- IATA: none; ICAO: LIRM;

Summary
- Airport type: Military
- Operator: Italy
- Serves: Caserta, Italy
- Elevation AMSL: 30 ft / 9 m
- Coordinates: 41°03′39″N 014°4′55″E﻿ / ﻿41.06083°N 14.08194°E
- Interactive map of Grazzanise Air Base

Runways
| Direction | Length |  | Surface |
| m | ft |
| 06R/24L | 2,991 | 9,813 | Asphalt |
- Source: DAFIF

= Grazzanise Air Base =

Grazzanise Air Base (also known as "Carlo Romagnoli Airport") (ICAO: LIRM) is an Italian Air Force air base 2 km south of Grazzanise, in the Province of Caserta in the region of Campania, located about 20 km west of Caserta (the airport for this city), and 30 km northwest of Naples, Italy.

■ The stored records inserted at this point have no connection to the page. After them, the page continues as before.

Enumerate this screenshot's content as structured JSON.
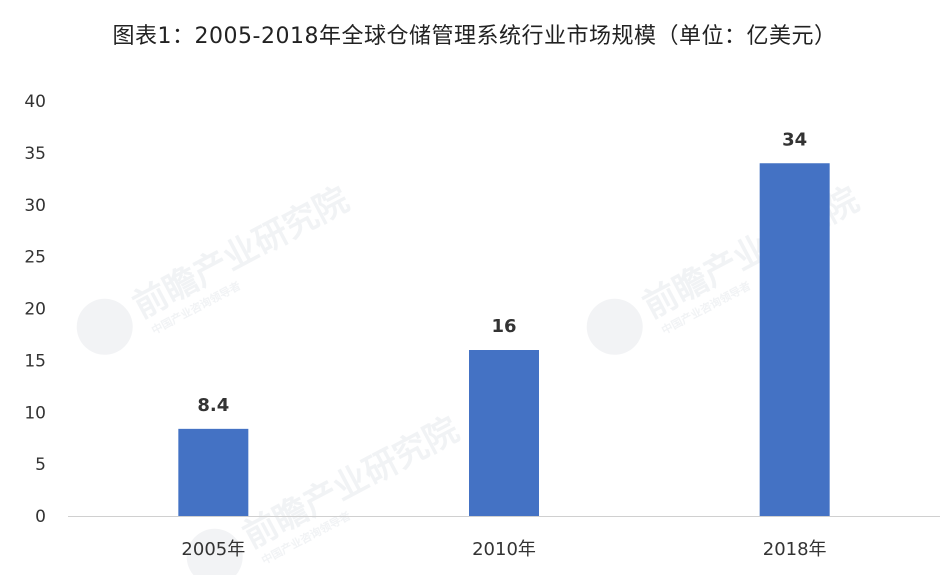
{
  "chart_data": {
    "type": "bar",
    "title": "图表1：2005-2018年全球仓储管理系统行业市场规模（单位：亿美元）",
    "categories": [
      "2005年",
      "2010年",
      "2018年"
    ],
    "values": [
      8.4,
      16,
      34
    ],
    "data_labels": [
      "8.4",
      "16",
      "34"
    ],
    "ylim": [
      0,
      40
    ],
    "yticks": [
      0,
      5,
      10,
      15,
      20,
      25,
      30,
      35,
      40
    ],
    "grid": false,
    "legend": "none",
    "bar_color": "#4472c4"
  },
  "watermark": {
    "text": "前瞻产业研究院",
    "subtext": "中国产业咨询领导者"
  }
}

It has two, parallel runways (06/24) with the main, asphalt runway being 06R/24L, 2991 m x 30 m, at elevation 9 m. The parallel concrete runway is for limited helicopter operations, as it has no taxiway connection to the rest of the base. There is a dispersal and hangar area on the eastern end for nine aircraft, with larger maintenance hangars and parking areas at each end.

Navigation aids sited at the field are TACAN and NDB.

==Units==
The main base complex is about 0.5 km north-west of the airfield. It is the base for:
- 9º Stormo Francesco Baracca (Italian entry) (9th Combat Search and Rescue Wing), part of Support and Special Forces Command
- 2nd NATO Signal Squadron (a component of the NATO Communications and Information Agency, supporting the Allied Joint Force Command Naples)

===Previous use===
The air base was formerly the site of operations for squadrons equipped with the North American F-86 Sabre, Fiat G.91 and Lockheed F-104 Starfighter. An F-86 and an F-104 are mounted on a pole within the 2nd NATO Signal Squadron compound north of the air base.